RIO DE JANEIRO - O Estado é a besta negra do neoliberalismo. Por isso mesmo, o atual governo gasta a maior parte do tempo naquilo que chama de "reengenharia", diminuindo seu tamanho. Em linhas esquemáticas, decidiu-se que a esquerda defende o Estado ciclópico. O neoliberalismo, expressão recente da direita, se fosse possível gostaria de eliminá-lo, deixando sobreviver somente os órgãos que garantam o mercado.
Os filósofos pré-socráticos já haviam previsto que o antagonismo final não seria entre a tirania e a democracia, mas entre a democracia e a anarquia. Enquanto houver democracia, o consenso dos cidadãos manterá um Estado para expressar a sociedade desses cidadãos, estabelecendo as relações entre capital e trabalho, entre Estado e indivíduo. O contrário disso seria a anarquia.
Depois da Revolução Francesa, anarquia ficou sendo a besta negra do socialismo. Abolir o Estado para fazer prevalecer uma lei utópica, no fundo, seria fazer o jogo da direita. Os comunistas odiavam os anarquistas e tinham motivos para isso.
O neoliberalismo procura comer o Estado pelas beiras, com o mesmo sentido anárquico. Guindando o capital e o lucro ao pódio da sociedade (pódio foi feito exatamente para premiar os competentes), o grande adversário do neoliberal é o Estado que o obriga a distribuir renda, a pagar salários imerecidos. Resumindo: o Estado é o vilão que só atrapalha o capital, cerceando-o com encargos sociais, impostos descabidos e embaraços a sua livre expressão.

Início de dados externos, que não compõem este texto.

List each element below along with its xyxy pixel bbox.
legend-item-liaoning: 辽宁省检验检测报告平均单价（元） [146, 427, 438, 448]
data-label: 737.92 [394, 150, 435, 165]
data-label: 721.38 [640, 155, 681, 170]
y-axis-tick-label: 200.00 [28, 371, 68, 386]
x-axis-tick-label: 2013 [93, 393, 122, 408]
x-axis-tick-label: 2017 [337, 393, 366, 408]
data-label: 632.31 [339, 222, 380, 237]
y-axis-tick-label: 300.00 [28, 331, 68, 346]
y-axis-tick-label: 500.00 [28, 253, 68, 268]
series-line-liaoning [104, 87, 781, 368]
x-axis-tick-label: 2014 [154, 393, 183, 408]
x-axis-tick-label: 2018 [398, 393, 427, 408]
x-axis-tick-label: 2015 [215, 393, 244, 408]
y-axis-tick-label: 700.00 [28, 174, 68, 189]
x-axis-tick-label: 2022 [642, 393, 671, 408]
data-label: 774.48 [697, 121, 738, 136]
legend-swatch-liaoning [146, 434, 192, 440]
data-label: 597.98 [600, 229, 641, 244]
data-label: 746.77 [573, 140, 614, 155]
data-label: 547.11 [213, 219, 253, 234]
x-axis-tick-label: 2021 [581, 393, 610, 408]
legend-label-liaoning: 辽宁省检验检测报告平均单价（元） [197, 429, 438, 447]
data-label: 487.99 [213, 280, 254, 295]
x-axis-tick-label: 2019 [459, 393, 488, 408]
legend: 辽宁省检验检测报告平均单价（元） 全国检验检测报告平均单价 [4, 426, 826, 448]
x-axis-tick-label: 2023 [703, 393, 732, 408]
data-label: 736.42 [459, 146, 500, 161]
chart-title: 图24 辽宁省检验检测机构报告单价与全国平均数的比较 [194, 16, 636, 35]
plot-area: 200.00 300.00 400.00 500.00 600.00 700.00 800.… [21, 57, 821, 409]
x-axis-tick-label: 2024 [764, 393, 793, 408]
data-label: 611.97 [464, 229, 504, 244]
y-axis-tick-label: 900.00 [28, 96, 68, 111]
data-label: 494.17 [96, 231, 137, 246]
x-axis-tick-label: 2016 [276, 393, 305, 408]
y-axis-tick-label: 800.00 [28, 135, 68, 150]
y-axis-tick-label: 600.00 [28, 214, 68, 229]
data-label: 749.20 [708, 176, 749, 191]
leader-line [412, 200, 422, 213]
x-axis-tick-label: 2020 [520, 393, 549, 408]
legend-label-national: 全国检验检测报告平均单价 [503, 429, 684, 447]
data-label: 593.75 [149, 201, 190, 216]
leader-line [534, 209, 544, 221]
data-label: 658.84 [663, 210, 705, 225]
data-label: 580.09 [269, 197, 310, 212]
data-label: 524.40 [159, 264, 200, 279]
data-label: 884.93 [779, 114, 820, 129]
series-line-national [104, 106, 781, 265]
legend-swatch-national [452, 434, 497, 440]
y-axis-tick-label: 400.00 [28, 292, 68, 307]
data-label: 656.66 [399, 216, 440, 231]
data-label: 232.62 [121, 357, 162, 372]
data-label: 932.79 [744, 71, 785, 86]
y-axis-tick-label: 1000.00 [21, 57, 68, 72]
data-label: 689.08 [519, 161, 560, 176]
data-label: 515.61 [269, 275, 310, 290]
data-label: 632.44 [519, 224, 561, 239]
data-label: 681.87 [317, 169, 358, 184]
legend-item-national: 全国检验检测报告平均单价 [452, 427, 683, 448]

O paternalismo do Estado é herança de uma sociedade atrasada e tacanha. Dele, o neoliberalismo só precisa da polícia para manter a ordem. Mesmo assim, essa polícia não seria central, mas setorial: cada grupo, cada setor da economia, cada fábrica, cada família teria sua própria tropa.
Evidente que os mais eficientes teriam polícias melhores. Exatamente como tudo aconteceu, 4.000 atrás, antes dos pré-socráticos. Daí que eu acho graça quando o Serjão e o Bresser falam em modernidade.